You wouldn't like "real" right-wingers if they were in your entourage. Think: teabaggers, Wesboro Baptist church, obnoxious pro-life protesters. You can't argue with them any more than you can argue with alleged "antifascists". Both sides of the fences think they know better than you and want to make the rules.

Basically the line has shifted 2/3 of the way to the left, and people who shit bricks on social media are just trying to fit in. They're not posting their thoughts, they're posting what they think they should be thinking based on what the media convey. Just tune them out on social media, odds are that in real life they're still gonna have some part of their personality intact and if you make a politically incorrect joke they'll laugh (as long as there's no audience).

Comment A penny saved (Score 1) 216

Last month I paid 10 cents. S3 is stupidly cheap for storing documents and source code backups, since that takes up very little space.

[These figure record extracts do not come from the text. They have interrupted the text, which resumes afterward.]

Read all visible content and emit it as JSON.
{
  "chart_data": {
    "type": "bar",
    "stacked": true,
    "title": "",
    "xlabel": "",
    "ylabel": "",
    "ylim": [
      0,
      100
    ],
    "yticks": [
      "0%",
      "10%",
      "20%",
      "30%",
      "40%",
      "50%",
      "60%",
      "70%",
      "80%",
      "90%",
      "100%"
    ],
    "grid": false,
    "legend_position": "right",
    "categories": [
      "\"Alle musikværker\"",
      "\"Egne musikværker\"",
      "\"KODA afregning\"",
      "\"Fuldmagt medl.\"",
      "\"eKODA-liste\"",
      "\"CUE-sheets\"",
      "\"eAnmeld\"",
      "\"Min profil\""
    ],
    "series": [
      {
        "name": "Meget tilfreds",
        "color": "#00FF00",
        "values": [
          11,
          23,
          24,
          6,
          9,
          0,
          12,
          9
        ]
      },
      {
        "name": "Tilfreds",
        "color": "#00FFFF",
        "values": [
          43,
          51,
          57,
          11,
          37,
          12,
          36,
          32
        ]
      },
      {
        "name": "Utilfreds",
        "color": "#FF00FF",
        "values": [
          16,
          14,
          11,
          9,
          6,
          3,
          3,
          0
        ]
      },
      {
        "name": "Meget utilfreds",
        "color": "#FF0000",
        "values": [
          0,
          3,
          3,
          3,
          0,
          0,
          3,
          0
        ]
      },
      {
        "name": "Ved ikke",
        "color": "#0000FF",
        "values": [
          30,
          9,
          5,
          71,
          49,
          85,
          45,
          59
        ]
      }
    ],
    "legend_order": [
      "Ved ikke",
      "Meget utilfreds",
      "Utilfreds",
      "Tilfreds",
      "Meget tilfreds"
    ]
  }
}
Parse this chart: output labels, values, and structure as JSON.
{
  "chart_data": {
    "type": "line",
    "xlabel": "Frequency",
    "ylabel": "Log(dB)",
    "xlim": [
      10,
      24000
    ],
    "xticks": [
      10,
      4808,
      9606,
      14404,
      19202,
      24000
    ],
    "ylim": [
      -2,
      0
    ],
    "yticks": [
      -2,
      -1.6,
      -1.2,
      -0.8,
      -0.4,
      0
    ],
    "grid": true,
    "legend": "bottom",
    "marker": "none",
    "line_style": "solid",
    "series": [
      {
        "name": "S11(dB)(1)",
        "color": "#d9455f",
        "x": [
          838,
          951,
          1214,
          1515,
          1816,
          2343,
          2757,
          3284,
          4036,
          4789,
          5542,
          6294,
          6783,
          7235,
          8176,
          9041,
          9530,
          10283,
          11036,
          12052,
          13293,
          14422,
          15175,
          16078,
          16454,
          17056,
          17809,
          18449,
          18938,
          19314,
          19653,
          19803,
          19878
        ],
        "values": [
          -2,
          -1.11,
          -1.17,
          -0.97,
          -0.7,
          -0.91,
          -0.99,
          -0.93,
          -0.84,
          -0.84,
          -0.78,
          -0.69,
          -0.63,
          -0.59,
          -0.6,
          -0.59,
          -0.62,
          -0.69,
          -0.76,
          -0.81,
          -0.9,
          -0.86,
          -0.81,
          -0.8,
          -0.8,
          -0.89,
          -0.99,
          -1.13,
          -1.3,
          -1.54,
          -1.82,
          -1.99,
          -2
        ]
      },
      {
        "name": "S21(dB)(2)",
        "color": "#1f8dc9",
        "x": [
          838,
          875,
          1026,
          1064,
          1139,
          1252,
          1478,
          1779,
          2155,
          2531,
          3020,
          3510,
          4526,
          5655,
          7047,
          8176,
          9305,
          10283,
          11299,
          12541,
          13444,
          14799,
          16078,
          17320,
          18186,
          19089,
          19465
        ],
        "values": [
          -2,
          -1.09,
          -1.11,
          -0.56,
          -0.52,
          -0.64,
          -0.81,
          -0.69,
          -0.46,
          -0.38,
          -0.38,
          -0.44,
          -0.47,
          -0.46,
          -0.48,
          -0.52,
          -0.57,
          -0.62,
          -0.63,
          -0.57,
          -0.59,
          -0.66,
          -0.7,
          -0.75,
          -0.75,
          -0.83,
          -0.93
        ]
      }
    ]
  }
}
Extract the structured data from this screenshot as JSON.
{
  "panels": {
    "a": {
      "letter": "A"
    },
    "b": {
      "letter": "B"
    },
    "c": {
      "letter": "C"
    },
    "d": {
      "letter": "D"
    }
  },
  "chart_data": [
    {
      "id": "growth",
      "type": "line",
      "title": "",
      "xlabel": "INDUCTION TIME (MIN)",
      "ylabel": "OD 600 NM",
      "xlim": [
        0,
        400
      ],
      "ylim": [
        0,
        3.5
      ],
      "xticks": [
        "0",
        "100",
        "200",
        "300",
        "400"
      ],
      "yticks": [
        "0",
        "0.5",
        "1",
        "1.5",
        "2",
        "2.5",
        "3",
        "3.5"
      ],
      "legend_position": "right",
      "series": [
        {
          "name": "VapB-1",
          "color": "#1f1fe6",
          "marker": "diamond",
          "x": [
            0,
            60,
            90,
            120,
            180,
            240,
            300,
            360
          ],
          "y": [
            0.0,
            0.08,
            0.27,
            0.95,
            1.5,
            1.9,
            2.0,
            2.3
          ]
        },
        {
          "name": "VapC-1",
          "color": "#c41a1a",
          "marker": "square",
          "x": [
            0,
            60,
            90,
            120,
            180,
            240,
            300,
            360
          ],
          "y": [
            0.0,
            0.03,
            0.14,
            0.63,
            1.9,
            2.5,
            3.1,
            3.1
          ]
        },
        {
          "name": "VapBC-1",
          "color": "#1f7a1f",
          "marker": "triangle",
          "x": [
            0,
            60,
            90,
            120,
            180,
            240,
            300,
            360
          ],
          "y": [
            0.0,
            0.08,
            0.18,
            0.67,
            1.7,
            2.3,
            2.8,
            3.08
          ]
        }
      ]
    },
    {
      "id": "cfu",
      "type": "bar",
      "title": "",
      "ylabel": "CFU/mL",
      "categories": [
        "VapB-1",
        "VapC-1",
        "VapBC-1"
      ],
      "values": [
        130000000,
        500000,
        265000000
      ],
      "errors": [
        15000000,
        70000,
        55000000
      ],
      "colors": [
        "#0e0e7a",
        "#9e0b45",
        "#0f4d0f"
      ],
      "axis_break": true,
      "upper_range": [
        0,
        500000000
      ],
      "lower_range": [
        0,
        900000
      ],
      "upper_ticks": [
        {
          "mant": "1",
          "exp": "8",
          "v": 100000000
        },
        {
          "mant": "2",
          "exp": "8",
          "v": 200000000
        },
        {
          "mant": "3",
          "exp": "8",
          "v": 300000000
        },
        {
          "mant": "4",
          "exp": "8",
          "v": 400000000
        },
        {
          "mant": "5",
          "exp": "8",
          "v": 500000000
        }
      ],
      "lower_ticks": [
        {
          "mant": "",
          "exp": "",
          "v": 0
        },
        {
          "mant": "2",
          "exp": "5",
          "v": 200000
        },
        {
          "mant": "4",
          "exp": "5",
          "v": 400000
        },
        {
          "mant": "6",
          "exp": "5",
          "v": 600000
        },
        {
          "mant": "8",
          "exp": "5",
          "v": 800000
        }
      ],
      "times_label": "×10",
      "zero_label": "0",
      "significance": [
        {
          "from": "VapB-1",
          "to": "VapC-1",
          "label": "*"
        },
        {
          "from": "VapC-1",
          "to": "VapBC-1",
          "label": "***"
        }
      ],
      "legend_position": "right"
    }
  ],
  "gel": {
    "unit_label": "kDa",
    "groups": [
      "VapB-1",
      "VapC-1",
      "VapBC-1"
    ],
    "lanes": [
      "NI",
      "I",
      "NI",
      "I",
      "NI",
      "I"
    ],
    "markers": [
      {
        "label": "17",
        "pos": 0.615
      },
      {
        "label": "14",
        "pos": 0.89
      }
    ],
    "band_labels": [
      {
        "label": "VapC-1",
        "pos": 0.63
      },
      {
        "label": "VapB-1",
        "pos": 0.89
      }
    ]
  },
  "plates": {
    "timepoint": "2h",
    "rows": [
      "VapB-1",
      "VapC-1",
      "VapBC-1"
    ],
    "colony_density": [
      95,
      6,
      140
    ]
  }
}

ARE YOU MADE OF MONEY? You could have paid 1 cent if you had used Glacier instead. As long as you don't plan to be on a hurry to restore your backup, because I'm pretty sure Glacier restore is a team of interns who take the bus to go off-site and fetch backup tapes. That's how slow it is. But at 1/10 of the price of S3 which is already dirt cheap, it's to be expected.

Comment Re:We ran the same calculus (Score 1) 216

We are a school that used to run exchange - we've run every version from 5.5 to 2010. It worked well for us and academic licensing is pretty cheap.

However....backup, anti-virus, spam filtering, and a DR solution drives up the cost very quickly.

Google apps was a very easy decision since schools get unlimited storage for free. Google also gives academic accounts the same SLA that businesses get - pretty nice.

Running Microsoft Exchange is cheap - running it properly isn't.

So basically you no longer have backup or DR. Read the fine print or call a Google rep, and you'll realize it. They will tell you outright that even with Google Apps (or G Suite) you need your own backup/DR, all they have is a lightweight recycle bin where deleted stuff lives for like 2 weeks. And you can't restore more than a handful of accounts at once.

You're unlikely to lose emails (although it can happen) but if there's a rogue element in your organization that goes around and deletes stuff, you're fucked. You have to buy a 3rd party product if you want something serious.

The Office365 equivalent of Google Apps has backup and DR options. They're not free but they're a lot better than not having one.

Comment Re: Time to switch (Score 1) 216

I think you're the clueless one if you don\t know that there's no money in consumer software. The big bucks are in the enterprise. Why do you think even Github, Docker and others have paid enterprise versions? Because someone has to pay the bills, and it's not you and your twitters.

As for "Internet Servers", for the public facing stuff Microsoft is basically printing money with Azure, and for the enterprise it depends on the size, the crown goes to either IBM, Oracle or Microsoft.

So look at the stuff that you can see around yourself, the things you bought at the store, the things you ordered online, the things your mom gave you, and pretty much all of it at one point or another was a number in an Excel spreadsheet. That's what "the world runs on Microsoft" means.

Comment Sure (Score 1) 216

Also - putting all your docs online is a risk - it means that M$ can read all your documents and get access to all your business strategies.

Really? You think Microsoft cares about business strategies stored in your Word documents? They make $20 billions in profit every year. What strategy are they going to steal from someone's $10/month cloud account.

And supposing that it wasn't encrypted, how would that work exactly, since there's millions of documents? They would use Bing to find documents that have the words "profit" or "secret" in them? Or rent Watson from IBM to AI it?

Unlike Google they're not even mining FREE email accounts for ads. I suspect that part of it is because they don't know how to, but still.